Mimika – Aspirasi kelompok pendulang tradisional yang meminta pembentukan koperasi untuk membeli hasil dulangan mendapat respons tegas dari Bupati Johannes Rettob.
Ia menegaskan bahwa persoalan tersebut tidak hanya menyangkut aspek ekonomi, tetapi juga berkaitan erat dengan regulasi hukum yang harus dipatuhi oleh pemerintah daerah.
“Ini bukan sekadar membantu masyarakat, tetapi memastikan semua berjalan sesuai aturan. Aktivitas yang selama ini dianggap ilegal tidak bisa langsung dilegalkan tanpa dasar hukum yang jelas,” ujarnya saat ditemui di Kantor Bappeda Mimika.
Menurutnya, Pemerintah Kabupaten Mimika tidak dapat serta-merta membentuk koperasi tanpa adanya regulasi resmi dari pemerintah pusat. Langkah yang diambil tanpa dasar hukum berpotensi menimbulkan persoalan baru di kemudian hari.
“Koperasi bisa saja dibentuk, tetapi harus ada aturan dari Jakarta. Kita tidak bisa melangkah sendiri tanpa payung hukum yang jelas,” tegasnya.
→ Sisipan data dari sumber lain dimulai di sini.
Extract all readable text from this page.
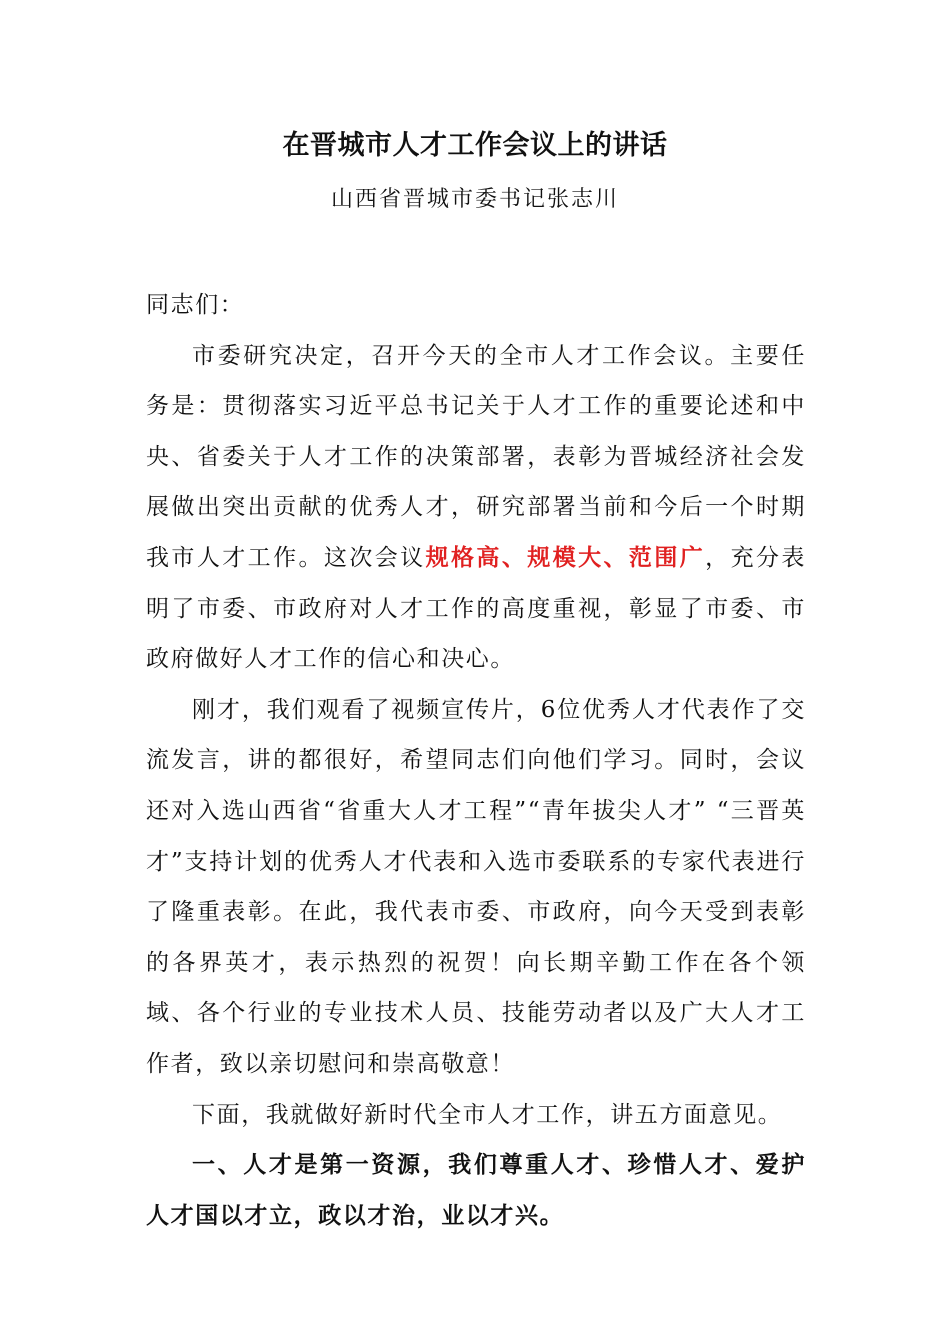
在晋城市人才工作会议上的讲话
山西省晋城市委书记张志川

同志们：

市委研究决定，召开今天的全市人才工作会议。主要任务是：贯彻落实习近平总书记关于人才工作的重要论述和中央、省委关于人才工作的决策部署，表彰为晋城经济社会发展做出突出贡献的优秀人才，研究部署当前和今后一个时期我市人才工作。这次会议规格高、规模大、范围广，充分表明了市委、市政府对人才工作的高度重视，彰显了市委、市政府做好人才工作的信心和决心。

刚才，我们观看了视频宣传片，6位优秀人才代表作了交流发言，讲的都很好，希望同志们向他们学习。同时，会议还对入选山西省“省重大人才工程”“青年拔尖人才” “三晋英才”支持计划的优秀人才代表和入选市委联系的专家代表进行了隆重表彰。在此，我代表市委、市政府，向今天受到表彰的各界英才，表示热烈的祝贺！向长期辛勤工作在各个领域、各个行业的专业技术人员、技能劳动者以及广大人才工作者，致以亲切慰问和崇高敬意！

下面，我就做好新时代全市人才工作，讲五方面意见。

一、人才是第一资源，我们尊重人才、珍惜人才、爱护人才国以才立，政以才治，业以才兴。
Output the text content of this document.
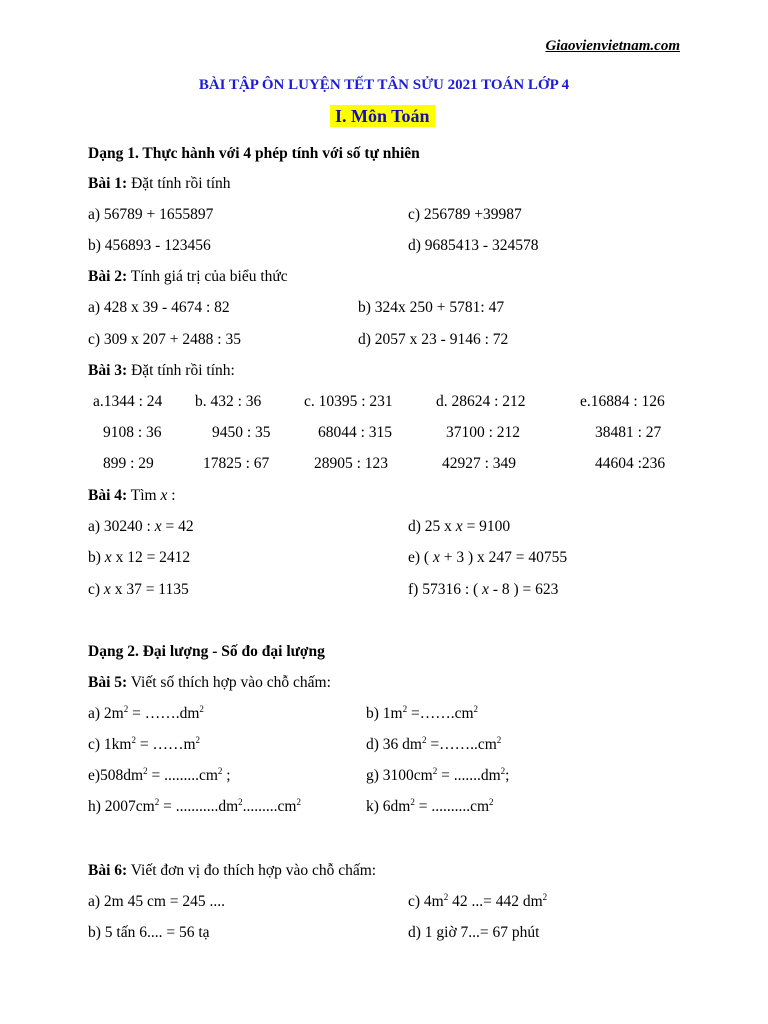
Giaovienvietnam.com
BÀI TẬP ÔN LUYỆN TẾT TÂN SỬU 2021 TOÁN LỚP 4
I. Môn Toán
Dạng 1. Thực hành với 4 phép tính với số tự nhiên
Bài 1: Đặt tính rồi tính
a) 56789 + 1655897	c) 256789 +39987
b) 456893 - 123456	d) 9685413 - 324578
Bài 2: Tính giá trị của biểu thức
a) 428 x 39 - 4674 : 82	b) 324x 250 + 5781: 47
c) 309 x 207 + 2488 : 35	d) 2057 x 23 - 9146 : 72
Bài 3: Đặt tính rồi tính:
a.1344 : 24 b. 432 : 36	c. 10395 : 231	d. 28624 : 212	e.16884 : 126
9108 : 36	9450 : 35	68044 : 315	37100 : 212	38481 : 27
899 : 29	17825 : 67	28905 : 123	42927 : 349	44604 :236
Bài 4: Tìm x :
a) 30240 : x = 42	d) 25 x x = 9100
b) x x 12 = 2412	e) ( x + 3 ) x 247 = 40755
c) x x 37 = 1135	f) 57316 : ( x - 8 ) = 623
Dạng 2. Đại lượng - Số đo đại lượng
Bài 5: Viết số thích hợp vào chỗ chấm:
a) $2m^2$ = $\dots\dots.dm^2$	b) $1m^2$ $=\dots\dots.cm^2$
c) $1km^2$ = $\dots\dots m^2$	d) 36 $dm^2$ $=\dots\dots..cm^2$
$e)508dm^2 = .........cm^2$ ;	g) $3100cm^2 = .......dm^2$;
h) $2007cm^2 = ...........dm^2.........cm^2$	k) $6dm^2 = ..........cm^2$
Bài 6: Viết đơn vị đo thích hợp vào chỗ chấm:
a) 2m 45 cm = 245 ....	c) $4m^2$ 42 ...= 442 $dm^2$
b) 5 tấn 6.... = 56 tạ	d) 1 giờ 7...= 67 phút
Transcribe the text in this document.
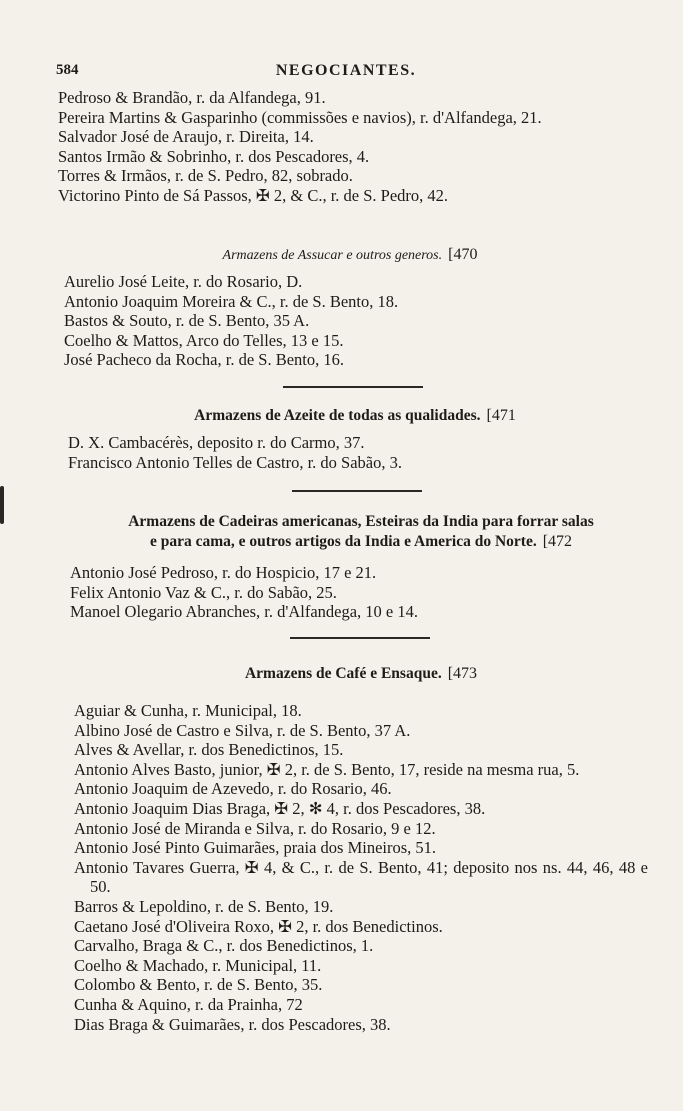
584	NEGOCIANTES.
Pedroso & Brandão, r. da Alfandega, 91.
Pereira Martins & Gasparinho (commissões e navios), r. d'Alfandega, 21.
Salvador José de Araujo, r. Direita, 14.
Santos Irmão & Sobrinho, r. dos Pescadores, 4.
Torres & Irmãos, r. de S. Pedro, 82, sobrado.
Victorino Pinto de Sá Passos, ✠ 2, & C., r. de S. Pedro, 42.
Armazens de Assucar e outros generos. [470
Aurelio José Leite, r. do Rosario, D.
Antonio Joaquim Moreira & C., r. de S. Bento, 18.
Bastos & Souto, r. de S. Bento, 35 A.
Coelho & Mattos, Arco do Telles, 13 e 15.
José Pacheco da Rocha, r. de S. Bento, 16.
Armazens de Azeite de todas as qualidades. [471
D. X. Cambacérès, deposito r. do Carmo, 37.
Francisco Antonio Telles de Castro, r. do Sabão, 3.
Armazens de Cadeiras americanas, Esteiras da India para forrar salas
e para cama, e outros artigos da India e America do Norte. [472
Antonio José Pedroso, r. do Hospicio, 17 e 21.
Felix Antonio Vaz & C., r. do Sabão, 25.
Manoel Olegario Abranches, r. d'Alfandega, 10 e 14.
Armazens de Café e Ensaque. [473
Aguiar & Cunha, r. Municipal, 18.
Albino José de Castro e Silva, r. de S. Bento, 37 A.
Alves & Avellar, r. dos Benedictinos, 15.
Antonio Alves Basto, junior, ✠ 2, r. de S. Bento, 17, reside na mesma rua, 5.
Antonio Joaquim de Azevedo, r. do Rosario, 46.
Antonio Joaquim Dias Braga, ✠ 2, ✻ 4, r. dos Pescadores, 38.
Antonio José de Miranda e Silva, r. do Rosario, 9 e 12.
Antonio José Pinto Guimarães, praia dos Mineiros, 51.
Antonio Tavares Guerra, ✠ 4, & C., r. de S. Bento, 41; deposito nos ns. 44, 46, 48 e 50.
Barros & Lepoldino, r. de S. Bento, 19.
Caetano José d'Oliveira Roxo, ✠ 2, r. dos Benedictinos.
Carvalho, Braga & C., r. dos Benedictinos, 1.
Coelho & Machado, r. Municipal, 11.
Colombo & Bento, r. de S. Bento, 35.
Cunha & Aquino, r. da Prainha, 72
Dias Braga & Guimarães, r. dos Pescadores, 38.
Bupati juga menilai isu pembentukan koperasi bagi pendulang merupakan hal yang sensitif, sehingga membutuhkan kehati-hatian dalam pengambilan kebijakan agar tidak bertentangan dengan ketentuan dalam kerangka Negara Kesatuan Republik Indonesia.
Meski demikian, ia memastikan pemerintah daerah tidak tinggal diam. Sejumlah opsi solusi tengah dikaji untuk menjawab aspirasi para pendulang, meski prosesnya membutuhkan waktu.
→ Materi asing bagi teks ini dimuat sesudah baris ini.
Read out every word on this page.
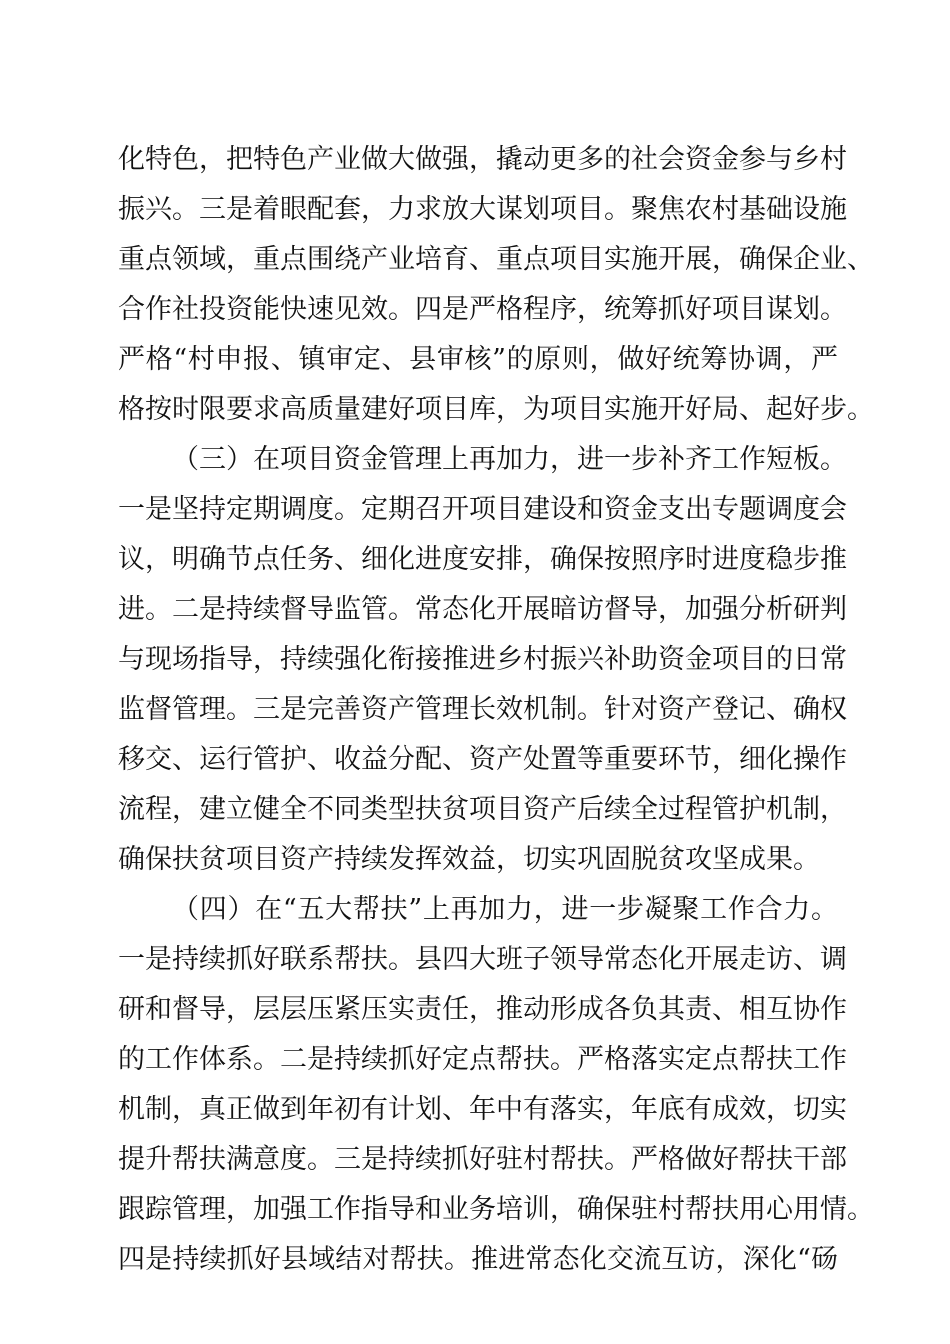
化特色，把特色产业做大做强，撬动更多的社会资金参与乡村
振兴。三是着眼配套，力求放大谋划项目。聚焦农村基础设施
重点领域，重点围绕产业培育、重点项目实施开展，确保企业、
合作社投资能快速见效。四是严格程序，统筹抓好项目谋划。
严格“村申报、镇审定、县审核”的原则，做好统筹协调，严
格按时限要求高质量建好项目库，为项目实施开好局、起好步。
（三）在项目资金管理上再加力，进一步补齐工作短板。
一是坚持定期调度。定期召开项目建设和资金支出专题调度会
议，明确节点任务、细化进度安排，确保按照序时进度稳步推
进。二是持续督导监管。常态化开展暗访督导，加强分析研判
与现场指导，持续强化衔接推进乡村振兴补助资金项目的日常
监督管理。三是完善资产管理长效机制。针对资产登记、确权
移交、运行管护、收益分配、资产处置等重要环节，细化操作
流程，建立健全不同类型扶贫项目资产后续全过程管护机制，
确保扶贫项目资产持续发挥效益，切实巩固脱贫攻坚成果。
（四）在“五大帮扶”上再加力，进一步凝聚工作合力。
一是持续抓好联系帮扶。县四大班子领导常态化开展走访、调
研和督导，层层压紧压实责任，推动形成各负其责、相互协作
的工作体系。二是持续抓好定点帮扶。严格落实定点帮扶工作
机制，真正做到年初有计划、年中有落实，年底有成效，切实
提升帮扶满意度。三是持续抓好驻村帮扶。严格做好帮扶干部
跟踪管理，加强工作指导和业务培训，确保驻村帮扶用心用情。
四是持续抓好县域结对帮扶。推进常态化交流互访，深化“砀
“Kami sudah memikirkan jalan keluarnya. Tapi kalau dipaksakan tanpa aturan, risikonya besar, bukan hanya bagi pemerintah, tetapi juga masyarakat,” jelasnya.
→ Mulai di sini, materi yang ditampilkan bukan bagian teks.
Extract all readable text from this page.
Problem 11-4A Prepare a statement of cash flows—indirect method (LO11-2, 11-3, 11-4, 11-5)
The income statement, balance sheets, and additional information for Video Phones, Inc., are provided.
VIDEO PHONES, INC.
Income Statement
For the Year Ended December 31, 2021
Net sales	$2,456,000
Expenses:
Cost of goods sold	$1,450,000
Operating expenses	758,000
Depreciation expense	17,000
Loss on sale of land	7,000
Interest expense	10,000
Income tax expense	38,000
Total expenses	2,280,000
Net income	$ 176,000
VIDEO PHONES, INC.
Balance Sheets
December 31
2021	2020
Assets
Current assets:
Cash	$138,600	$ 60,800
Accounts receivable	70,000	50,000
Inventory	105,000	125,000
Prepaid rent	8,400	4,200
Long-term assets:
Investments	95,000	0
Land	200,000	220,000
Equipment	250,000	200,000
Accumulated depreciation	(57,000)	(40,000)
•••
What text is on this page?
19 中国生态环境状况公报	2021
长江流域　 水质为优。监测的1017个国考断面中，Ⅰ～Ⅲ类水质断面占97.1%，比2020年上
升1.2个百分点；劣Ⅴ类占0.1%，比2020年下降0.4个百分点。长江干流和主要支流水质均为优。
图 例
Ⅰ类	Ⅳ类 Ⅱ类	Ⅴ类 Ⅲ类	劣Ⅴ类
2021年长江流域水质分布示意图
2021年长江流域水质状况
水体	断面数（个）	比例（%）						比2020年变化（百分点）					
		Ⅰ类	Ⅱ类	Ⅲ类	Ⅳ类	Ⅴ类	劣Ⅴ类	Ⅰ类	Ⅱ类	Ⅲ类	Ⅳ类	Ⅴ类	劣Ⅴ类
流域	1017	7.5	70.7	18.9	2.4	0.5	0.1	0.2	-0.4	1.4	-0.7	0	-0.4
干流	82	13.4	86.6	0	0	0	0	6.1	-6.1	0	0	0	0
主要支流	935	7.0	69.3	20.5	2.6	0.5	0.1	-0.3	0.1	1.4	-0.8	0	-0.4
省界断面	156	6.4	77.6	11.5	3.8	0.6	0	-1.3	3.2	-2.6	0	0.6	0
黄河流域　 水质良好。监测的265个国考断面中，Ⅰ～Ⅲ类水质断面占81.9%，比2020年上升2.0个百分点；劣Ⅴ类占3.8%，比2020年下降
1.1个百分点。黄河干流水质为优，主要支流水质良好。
Sebelumnya, kelompok pendulang tradisional menyuarakan tuntutan pembentukan koperasi setelah melakukan aksi blokade di Jalan Ahmad Yani. Mereka berharap adanya wadah resmi yang dapat membeli emas hasil dulangan secara legal dan berkelanjutan.
Pemerintah daerah kini dihadapkan pada tantangan untuk mencari solusi yang tidak hanya menjawab kebutuhan ekonomi masyarakat, tetapi juga tetap berada dalam koridor hukum yang berlaku.